Buzz Update The yen fell to a 20-year low against the dollar TOU

Buzz Update The yen fell to a 20-year low against the dollar

 TOU

The yen fell to a 20-year low against the dollar

TOKYO – The yen hit a two-decade low against the dollar on Wednesday, widening recent falls as the gap between Japan’s ultra-loose monetary policy and US tightening widened.

Although traditionally considered a safe currency, the uncertainty created by the war in Ukraine did not strengthen the yen.

Instead, analysts say the US Federal Reserve is moving towards a more aggressive policy and the shock of rising oil prices in Japan – a major importer of fossil fuels – has weakened the currency.

The dollar bought 126 yen on Wednesday afternoon, the lowest level since 2002.

‘The Japanese yen is one of the weakest currencies in the world this year,’ the Dutch banking group ING said in a recent comment.

‘The Hawkish Federal Reserve driving the rally is a definite storm of the Dowish Bank of Japan. [BoJ]And the negative terms of Japan’s trade shock as a major fossil fuel importer. ‘

Government spokesman Hirokazu Matsuno said, “Stable exchange rates are important and we see rapid currency movements as undesirable.”

“We urgently monitor the trends in the foreign currency market and their impact on the Japanese economy,” he said.

The yen has already lost 10% of its value against the dollar in 2021 after a four-year steady strengthening.

The US Federal Reserve has begun a path of aggressive tightening of the dollar against the US central bank by increasing yields.

But its moves are contrary to the Bank of Japan’s ultra-loose monetary policy, which is currently being maintained, Bank Governor Haruhiko Kuroda said earlier on Wednesday.
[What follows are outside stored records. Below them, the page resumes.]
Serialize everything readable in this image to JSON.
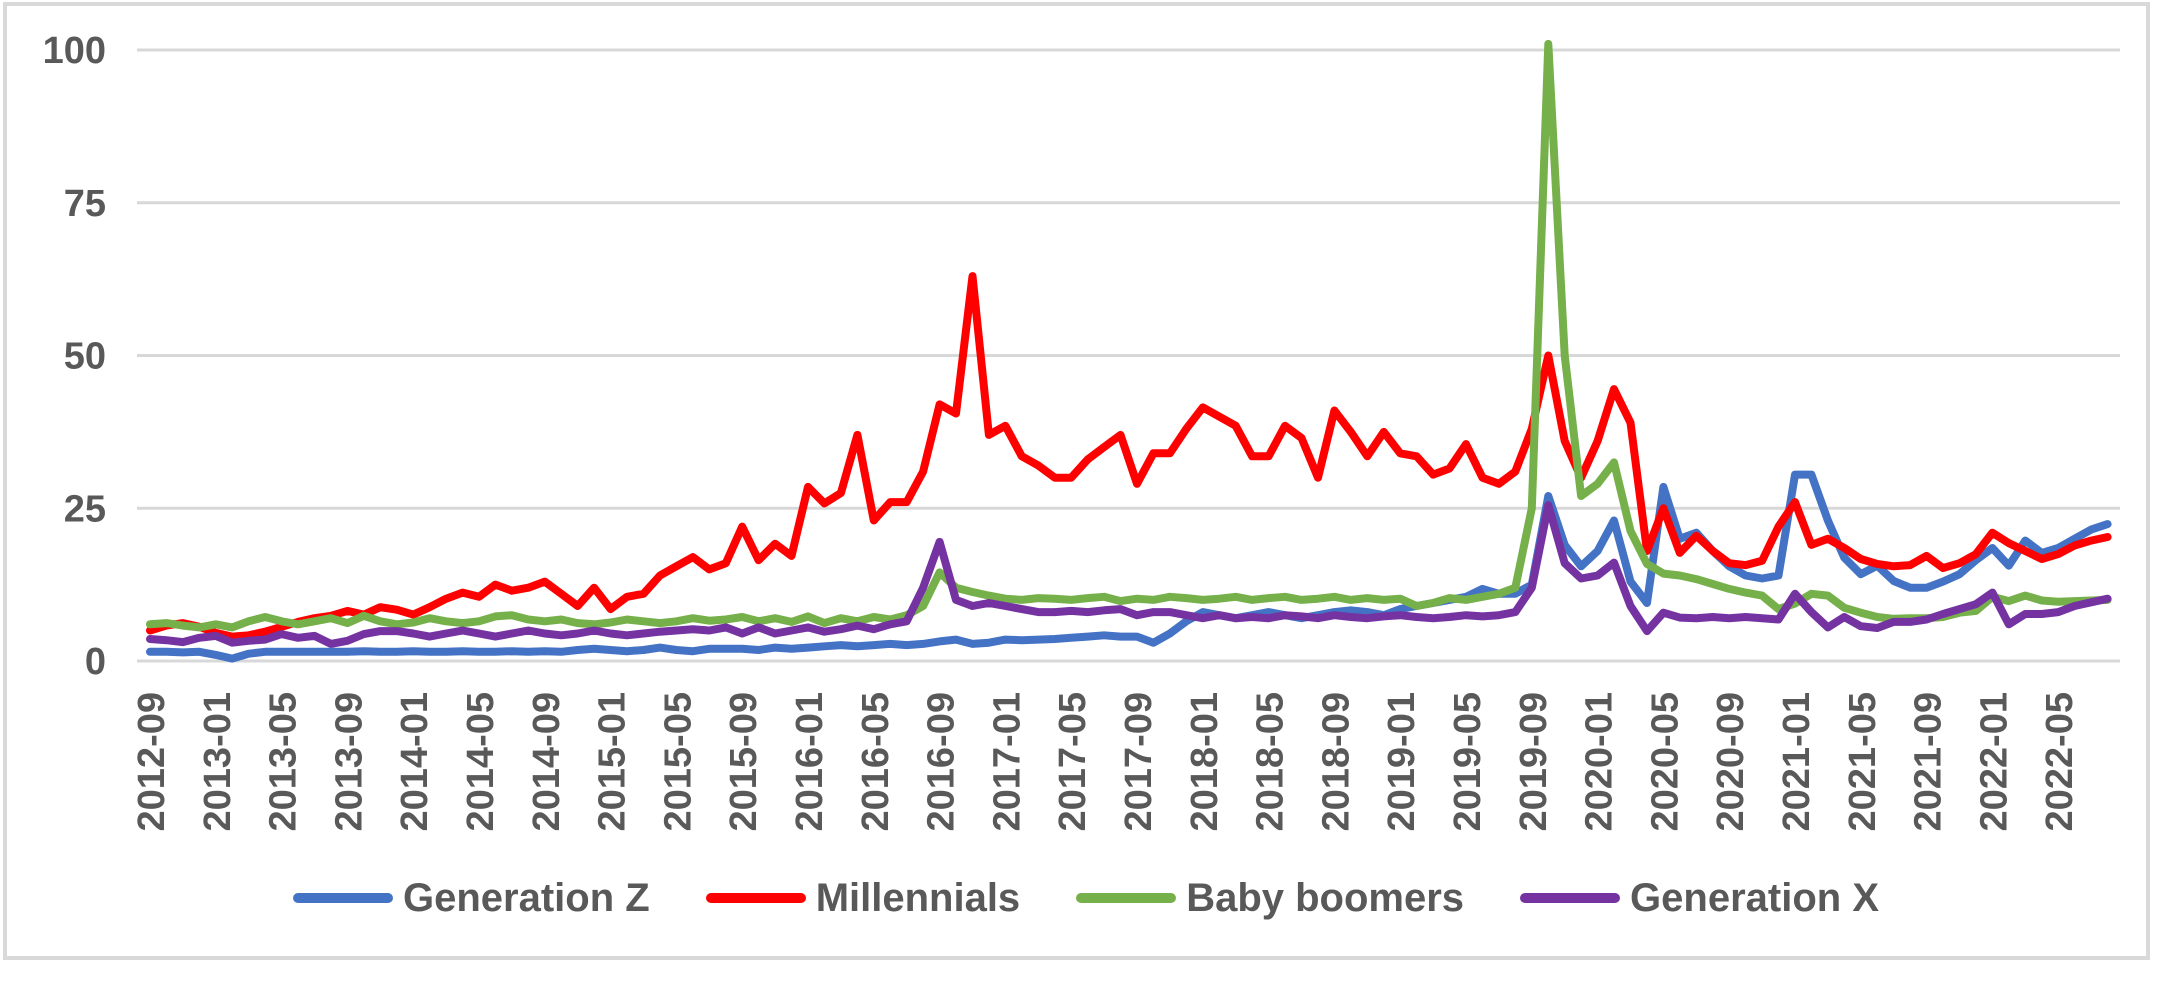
{
  "chart_data": {
    "type": "line",
    "title": "",
    "xlabel": "",
    "ylabel": "",
    "ylim": [
      0,
      100
    ],
    "y_ticks": [
      0,
      25,
      50,
      75,
      100
    ],
    "grid": "horizontal",
    "legend_position": "bottom",
    "x_tick_labels": [
      "2012-09",
      "2013-01",
      "2013-05",
      "2013-09",
      "2014-01",
      "2014-05",
      "2014-09",
      "2015-01",
      "2015-05",
      "2015-09",
      "2016-01",
      "2016-05",
      "2016-09",
      "2017-01",
      "2017-05",
      "2017-09",
      "2018-01",
      "2018-05",
      "2018-09",
      "2019-01",
      "2019-05",
      "2019-09",
      "2020-01",
      "2020-05",
      "2020-09",
      "2021-01",
      "2021-05",
      "2021-09",
      "2022-01",
      "2022-05"
    ],
    "x_months_per_tick": 4,
    "series": [
      {
        "name": "Generation Z",
        "color": "#4472C4",
        "values": [
          1.5,
          1.5,
          1.4,
          1.5,
          1,
          0.4,
          1.2,
          1.5,
          1.5,
          1.5,
          1.5,
          1.5,
          1.5,
          1.6,
          1.5,
          1.5,
          1.6,
          1.5,
          1.5,
          1.6,
          1.5,
          1.5,
          1.6,
          1.5,
          1.6,
          1.5,
          1.8,
          2,
          1.8,
          1.6,
          1.8,
          2.2,
          1.8,
          1.6,
          2,
          2,
          2,
          1.8,
          2.2,
          2,
          2.2,
          2.4,
          2.6,
          2.4,
          2.6,
          2.8,
          2.6,
          2.8,
          3.2,
          3.5,
          2.8,
          3,
          3.5,
          3.4,
          3.5,
          3.6,
          3.8,
          4,
          4.2,
          4,
          4,
          3,
          4.5,
          6.5,
          8,
          7.5,
          7,
          7.5,
          8,
          7.5,
          7,
          7.5,
          8,
          8.3,
          8,
          7.5,
          8.5,
          9,
          9.5,
          10,
          10.5,
          11.8,
          11,
          11,
          12.5,
          27,
          19,
          15.5,
          18,
          23,
          13,
          9.5,
          28.5,
          20,
          21,
          18,
          15.5,
          14,
          13.5,
          14,
          30.5,
          30.5,
          23,
          16.9,
          14.2,
          15.6,
          13.1,
          12,
          12,
          13,
          14.2,
          16.5,
          18.5,
          15.6,
          19.7,
          17.7,
          18.5,
          20,
          21.5,
          22.4
        ]
      },
      {
        "name": "Millennials",
        "color": "#FF0000",
        "values": [
          5,
          5.8,
          6.2,
          5.6,
          4.6,
          4,
          4.2,
          4.8,
          5.6,
          6.4,
          7,
          7.4,
          8.2,
          7.6,
          8.8,
          8.4,
          7.6,
          8.8,
          10.2,
          11.2,
          10.5,
          12.5,
          11.5,
          12,
          13,
          11,
          9,
          12,
          8.5,
          10.5,
          11,
          14,
          15.5,
          17,
          15,
          16,
          22,
          16.5,
          19.2,
          17.2,
          28.5,
          25.8,
          27.5,
          37,
          23,
          26,
          26,
          31,
          42,
          40.5,
          63,
          37,
          38.5,
          33.5,
          32,
          30,
          30,
          33,
          35,
          37,
          29,
          34,
          34,
          38,
          41.5,
          40,
          38.5,
          33.5,
          33.5,
          38.5,
          36.5,
          30,
          41,
          37.5,
          33.5,
          37.5,
          34,
          33.5,
          30.5,
          31.5,
          35.5,
          30,
          29,
          31,
          38,
          50,
          36,
          30,
          36,
          44.5,
          39,
          18,
          25,
          17.7,
          20.5,
          18,
          16,
          15.7,
          16.4,
          22,
          26,
          19,
          20,
          18.5,
          16.7,
          15.9,
          15.5,
          15.7,
          17.2,
          15.2,
          16,
          17.5,
          21,
          19.3,
          18,
          16.7,
          17.5,
          18.9,
          19.7,
          20.3
        ]
      },
      {
        "name": "Baby boomers",
        "color": "#76B04A",
        "values": [
          6,
          6.2,
          5.8,
          5.5,
          6,
          5.5,
          6.5,
          7.2,
          6.5,
          6,
          6.5,
          7,
          6.2,
          7.4,
          6.5,
          6,
          6.3,
          7,
          6.5,
          6.2,
          6.5,
          7.3,
          7.5,
          6.8,
          6.5,
          6.8,
          6.2,
          6,
          6.3,
          6.8,
          6.5,
          6.2,
          6.5,
          7,
          6.6,
          6.8,
          7.2,
          6.5,
          7,
          6.4,
          7.3,
          6.2,
          7,
          6.5,
          7.2,
          6.8,
          7.5,
          9,
          14.5,
          12,
          11.3,
          10.7,
          10.2,
          10,
          10.3,
          10.2,
          10,
          10.3,
          10.5,
          9.8,
          10.2,
          10,
          10.5,
          10.3,
          10,
          10.2,
          10.5,
          10,
          10.3,
          10.5,
          10,
          10.2,
          10.5,
          10,
          10.3,
          10,
          10.2,
          9,
          9.5,
          10.3,
          10,
          10.5,
          11,
          12,
          25,
          101,
          50,
          27,
          29,
          32.5,
          21.3,
          15.9,
          14.3,
          14,
          13.4,
          12.6,
          11.8,
          11.2,
          10.7,
          8.5,
          9.4,
          11,
          10.7,
          8.7,
          7.9,
          7.2,
          6.9,
          7,
          7,
          7.2,
          7.9,
          8.2,
          10.5,
          9.8,
          10.7,
          9.9,
          9.7,
          9.8,
          9.9,
          10
        ]
      },
      {
        "name": "Generation X",
        "color": "#7533A2",
        "values": [
          3.6,
          3.4,
          3.1,
          3.8,
          4.1,
          3,
          3.3,
          3.5,
          4.4,
          3.8,
          4.1,
          2.8,
          3.3,
          4.4,
          4.9,
          4.9,
          4.5,
          4,
          4.5,
          5,
          4.5,
          4,
          4.5,
          5,
          4.5,
          4.2,
          4.5,
          5,
          4.5,
          4.2,
          4.5,
          4.8,
          5,
          5.2,
          5,
          5.5,
          4.5,
          5.5,
          4.5,
          5,
          5.5,
          4.8,
          5.2,
          5.8,
          5.2,
          6,
          6.5,
          12,
          19.5,
          10,
          9,
          9.5,
          9,
          8.5,
          8,
          8,
          8.2,
          8,
          8.3,
          8.5,
          7.5,
          8,
          8,
          7.5,
          7,
          7.5,
          7,
          7.2,
          7,
          7.5,
          7.3,
          7,
          7.5,
          7.2,
          7,
          7.3,
          7.5,
          7.2,
          7,
          7.2,
          7.5,
          7.3,
          7.5,
          8,
          12,
          25.5,
          16,
          13.5,
          14,
          16.1,
          9,
          4.9,
          7.9,
          7.1,
          7,
          7.2,
          7,
          7.2,
          7,
          6.8,
          11,
          8,
          5.5,
          7.2,
          5.7,
          5.4,
          6.4,
          6.4,
          6.8,
          7.7,
          8.5,
          9.3,
          11.2,
          6,
          7.7,
          7.7,
          8,
          9,
          9.6,
          10.2
        ]
      }
    ],
    "colors": {
      "axis_text": "#595959",
      "gridline": "#D8D8D8",
      "frame": "#D9D9D9",
      "background": "#FFFFFF"
    }
  }
}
“Given the economic and price situation, the Bank of Japan is striving to achieve its two per cent inflation target … by sustaining its current strong monetary easing,” he said.

Swiss bank UBS said the weaker yen would hurt domestic-based small businesses, which face the purchasing power of Japanese homes and higher import costs.

‘The government is providing financial assistance and expanding support for the most part. We think that [yen] Purchasing intervention is possible if the depreciation rate is considered too fast, ”it said in a note.

Tohru Sasaki, head of Japan’s market research at JPMorgan Chase Bank, told AFP that the Bank of Japan should “do anything to slow the yen depreciation”.

‘The Japanese government can sell foreign reserves [USD] It’s politically difficult to intervene, ” he said, adding that it would be “strange” for the finance ministry to do so while the Bank of Japan continues its current easing policies.